Résonner pour mieux raisonner
La vie est un mystère qu’il faut vivre, et non un problème à résoudre.
Gandhi
Sur le chemin de la vie, le pèlerin avance, en quête de son sanctuaire, à la recherche de ce qu’il désire vivre pour être heureux. Cette route qui se fond dans la brume à l’horizon, s’éclaircit au fur et à mesure qu’il avance. Parfois, ses pas le mènent à des intersections. Le pèlerin doit alors prendre quelques minutes pour s’arrêter et se référer à sa carte, ce plan de vie qu’il a élaboré consciencieusement au fil du temps. Puis il consulte aussi sa boussole intérieure pour s’assurer qu’elle pointe encore dans la direction qu’il s’était fixée. Ainsi va sa route; la tête et le cœur, travaillant de concert, s’accordant pour avancer en harmonie.
D’autre fois, cependant, le pèlerin de vie se retrouve à la rencontre de plusieurs chemins, sur un carrefour giratoire important. De tels carrefours, nous en croiserons quelques-uns au cours de notre vie. Ils marquent un moment charnière de notre existence : orientation scolaire à prendre à la fin du secondaire, décision d’unir sa vie à un amour que l’on veut éternel, choix d’avoir un enfant, lettre de démission que l’on remet après plusieurs années de service pour pouvoir réaliser un autre rêve,… Ces moments, marquent des carrefours décisifs dans notre parcours de vie. Ils représentent un embranchement crucial qui me distinguera par la suite des autres Moi que j’aurais pu devenir. Une telle décision ne se prendra pas en quelques jours. Le pèlerin de vie peut faire plusieurs tours dans ce rond-point, à considérer et reconsidérer toutes ces avenues. Mais rien ne presse. Un temps de gestation est essentiel à la maturation de cette décision. Tout comme la poire a besoin de temps pour devenir sucrée et juteuse, il faudra un temps pour mûrir la suite du parcours pour qu’il nous soit savoureux.
C’est en se mettant à l’écoute de son milieu, en se laissant traverser par ce qui vibre à l’extérieur, que le pèlerin s’éveille aux prémisses d’une réponse.Tout comme le phénomène de résonance des sons, la projection de chaque Moi-futur possible engendré par chacune des avenues génère une vibration qui vient toucher le pèlerin de vie.

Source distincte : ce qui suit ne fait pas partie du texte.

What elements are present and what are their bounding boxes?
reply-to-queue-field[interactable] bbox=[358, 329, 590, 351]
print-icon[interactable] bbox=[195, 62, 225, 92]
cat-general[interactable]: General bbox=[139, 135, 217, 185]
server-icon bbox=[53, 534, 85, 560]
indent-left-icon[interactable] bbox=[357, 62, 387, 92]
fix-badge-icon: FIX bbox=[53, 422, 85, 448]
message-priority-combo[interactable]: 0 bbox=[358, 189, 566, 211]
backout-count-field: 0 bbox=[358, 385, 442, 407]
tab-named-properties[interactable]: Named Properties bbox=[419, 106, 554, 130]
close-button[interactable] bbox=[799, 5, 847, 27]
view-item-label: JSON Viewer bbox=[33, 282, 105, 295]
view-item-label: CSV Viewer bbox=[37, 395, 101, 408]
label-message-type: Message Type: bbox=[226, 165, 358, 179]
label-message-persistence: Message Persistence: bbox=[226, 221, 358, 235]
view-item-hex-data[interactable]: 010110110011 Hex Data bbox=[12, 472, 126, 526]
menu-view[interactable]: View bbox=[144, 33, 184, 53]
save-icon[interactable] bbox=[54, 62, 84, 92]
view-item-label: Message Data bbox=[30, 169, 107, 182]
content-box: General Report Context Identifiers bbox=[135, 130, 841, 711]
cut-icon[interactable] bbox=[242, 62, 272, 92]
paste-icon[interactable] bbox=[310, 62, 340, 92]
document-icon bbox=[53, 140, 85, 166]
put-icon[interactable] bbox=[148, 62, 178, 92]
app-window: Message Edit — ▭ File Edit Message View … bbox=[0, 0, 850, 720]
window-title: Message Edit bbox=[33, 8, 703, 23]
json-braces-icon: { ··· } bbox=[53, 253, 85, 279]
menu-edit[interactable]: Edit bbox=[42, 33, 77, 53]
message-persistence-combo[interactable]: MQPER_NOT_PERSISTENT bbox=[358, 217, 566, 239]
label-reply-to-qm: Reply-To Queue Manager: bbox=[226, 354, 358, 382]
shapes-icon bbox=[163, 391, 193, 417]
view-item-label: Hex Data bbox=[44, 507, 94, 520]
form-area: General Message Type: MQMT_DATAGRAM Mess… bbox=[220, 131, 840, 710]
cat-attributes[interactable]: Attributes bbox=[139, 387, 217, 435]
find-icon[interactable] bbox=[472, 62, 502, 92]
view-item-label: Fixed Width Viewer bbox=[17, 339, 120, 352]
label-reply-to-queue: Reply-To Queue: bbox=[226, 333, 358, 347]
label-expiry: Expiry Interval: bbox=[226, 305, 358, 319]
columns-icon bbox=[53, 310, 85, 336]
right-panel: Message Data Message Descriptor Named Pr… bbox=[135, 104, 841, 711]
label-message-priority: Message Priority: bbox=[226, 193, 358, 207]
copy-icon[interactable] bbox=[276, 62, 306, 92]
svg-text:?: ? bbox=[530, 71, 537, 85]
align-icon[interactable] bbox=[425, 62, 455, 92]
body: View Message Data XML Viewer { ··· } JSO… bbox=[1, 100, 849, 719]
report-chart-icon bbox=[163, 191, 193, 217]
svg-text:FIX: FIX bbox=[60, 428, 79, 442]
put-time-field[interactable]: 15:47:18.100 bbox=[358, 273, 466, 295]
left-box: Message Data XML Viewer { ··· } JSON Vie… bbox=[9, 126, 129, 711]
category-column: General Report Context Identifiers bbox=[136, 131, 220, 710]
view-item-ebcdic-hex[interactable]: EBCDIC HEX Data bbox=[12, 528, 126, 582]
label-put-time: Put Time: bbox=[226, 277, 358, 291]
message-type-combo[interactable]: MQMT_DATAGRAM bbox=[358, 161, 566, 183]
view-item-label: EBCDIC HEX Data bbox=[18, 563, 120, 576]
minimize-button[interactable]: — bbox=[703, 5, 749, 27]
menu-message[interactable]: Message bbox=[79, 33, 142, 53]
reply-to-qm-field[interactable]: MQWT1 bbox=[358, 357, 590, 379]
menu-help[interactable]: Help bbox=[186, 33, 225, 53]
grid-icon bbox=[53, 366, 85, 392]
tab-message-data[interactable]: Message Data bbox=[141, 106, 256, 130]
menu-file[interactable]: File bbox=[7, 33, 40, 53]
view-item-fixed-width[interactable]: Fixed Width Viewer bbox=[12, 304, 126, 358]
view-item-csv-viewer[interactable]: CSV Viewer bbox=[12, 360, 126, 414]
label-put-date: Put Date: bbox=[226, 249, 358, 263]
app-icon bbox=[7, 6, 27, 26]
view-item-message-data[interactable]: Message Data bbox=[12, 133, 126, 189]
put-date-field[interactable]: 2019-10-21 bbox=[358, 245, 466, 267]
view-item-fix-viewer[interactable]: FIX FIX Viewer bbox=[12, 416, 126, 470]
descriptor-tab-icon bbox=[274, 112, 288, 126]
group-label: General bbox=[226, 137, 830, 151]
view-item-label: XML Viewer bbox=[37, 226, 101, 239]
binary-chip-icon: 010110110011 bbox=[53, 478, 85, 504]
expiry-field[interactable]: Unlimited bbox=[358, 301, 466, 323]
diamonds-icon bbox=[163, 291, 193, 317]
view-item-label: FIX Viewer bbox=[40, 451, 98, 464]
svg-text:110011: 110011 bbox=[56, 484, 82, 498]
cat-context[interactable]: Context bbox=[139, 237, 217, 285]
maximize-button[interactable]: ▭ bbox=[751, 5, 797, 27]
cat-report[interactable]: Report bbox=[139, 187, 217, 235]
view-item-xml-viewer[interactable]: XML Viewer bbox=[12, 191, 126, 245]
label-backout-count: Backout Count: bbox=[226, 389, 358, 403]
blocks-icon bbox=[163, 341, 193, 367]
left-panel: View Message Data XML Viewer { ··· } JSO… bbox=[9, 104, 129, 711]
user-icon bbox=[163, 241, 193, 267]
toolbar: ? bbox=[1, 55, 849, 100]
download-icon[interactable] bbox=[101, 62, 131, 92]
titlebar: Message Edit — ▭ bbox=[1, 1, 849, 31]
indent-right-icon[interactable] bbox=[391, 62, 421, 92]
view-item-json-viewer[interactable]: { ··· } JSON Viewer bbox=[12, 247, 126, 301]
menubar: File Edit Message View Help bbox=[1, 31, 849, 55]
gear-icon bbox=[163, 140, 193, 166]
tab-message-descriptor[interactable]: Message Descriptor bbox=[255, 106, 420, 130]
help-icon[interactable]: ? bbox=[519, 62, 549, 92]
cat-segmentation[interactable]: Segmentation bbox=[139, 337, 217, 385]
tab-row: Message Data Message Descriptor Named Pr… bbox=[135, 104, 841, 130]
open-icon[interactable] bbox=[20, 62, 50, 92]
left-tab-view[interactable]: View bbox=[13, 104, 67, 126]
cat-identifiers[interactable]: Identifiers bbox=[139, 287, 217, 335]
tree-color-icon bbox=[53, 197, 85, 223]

Le pèlerin, telle une caisse de résonance, reçoit cette vibration et prend conscience de ce qu’elle active en lui, de la façon qu’elle résonne en lui. C’est à partir de cette information invisible perçue par les sens, et du ressenti qui en a émergé dans le corps que la direction de la route à suivre prendra forme. Si le pèlerin vibre au diapason avec ce que l’extérieur lui propose, c’est qu’il est sur la bonne voie. Il est alors en accord avec la décision.
De ce « résonnement » découlera le raisonnement pour mettre en place les actions concrètes pour reprendre la route et se diriger vers ce sanctuaire qui l’appelle et guide ses pas. Nietzsche disait : « deviens ce que tu es ». C’est le « qui suis-je? » qui me permet de savoir « où vais-je? ». Mais c’est l’image de mon sanctuaire, de ce qui goûte bon dans ma vie, de ce qui oxygène ma flamme, qui m’aide à identifier qui je suis vraiment.
Tout objet, tout corps a sa propre fréquence de résonance. Il y a résonance lorsqu’un élément par simple vibration anime un autre élément qui possède une fréquence similaire. Sur un instrument de musique à cordes, les cordes sympathiques sont des cordes libres, sur lesquelles on n’exerce aucune action, mais qui entrent en vibration par simple résonance — par sympathie — avec les notes jouées de même fréquence. C’est dans cette vibration sympathique entre le monde extérieur et son être que le pèlerin trouve sa voie. Guidez vos pas : Demandez-vous ce qui est dans vos cordes?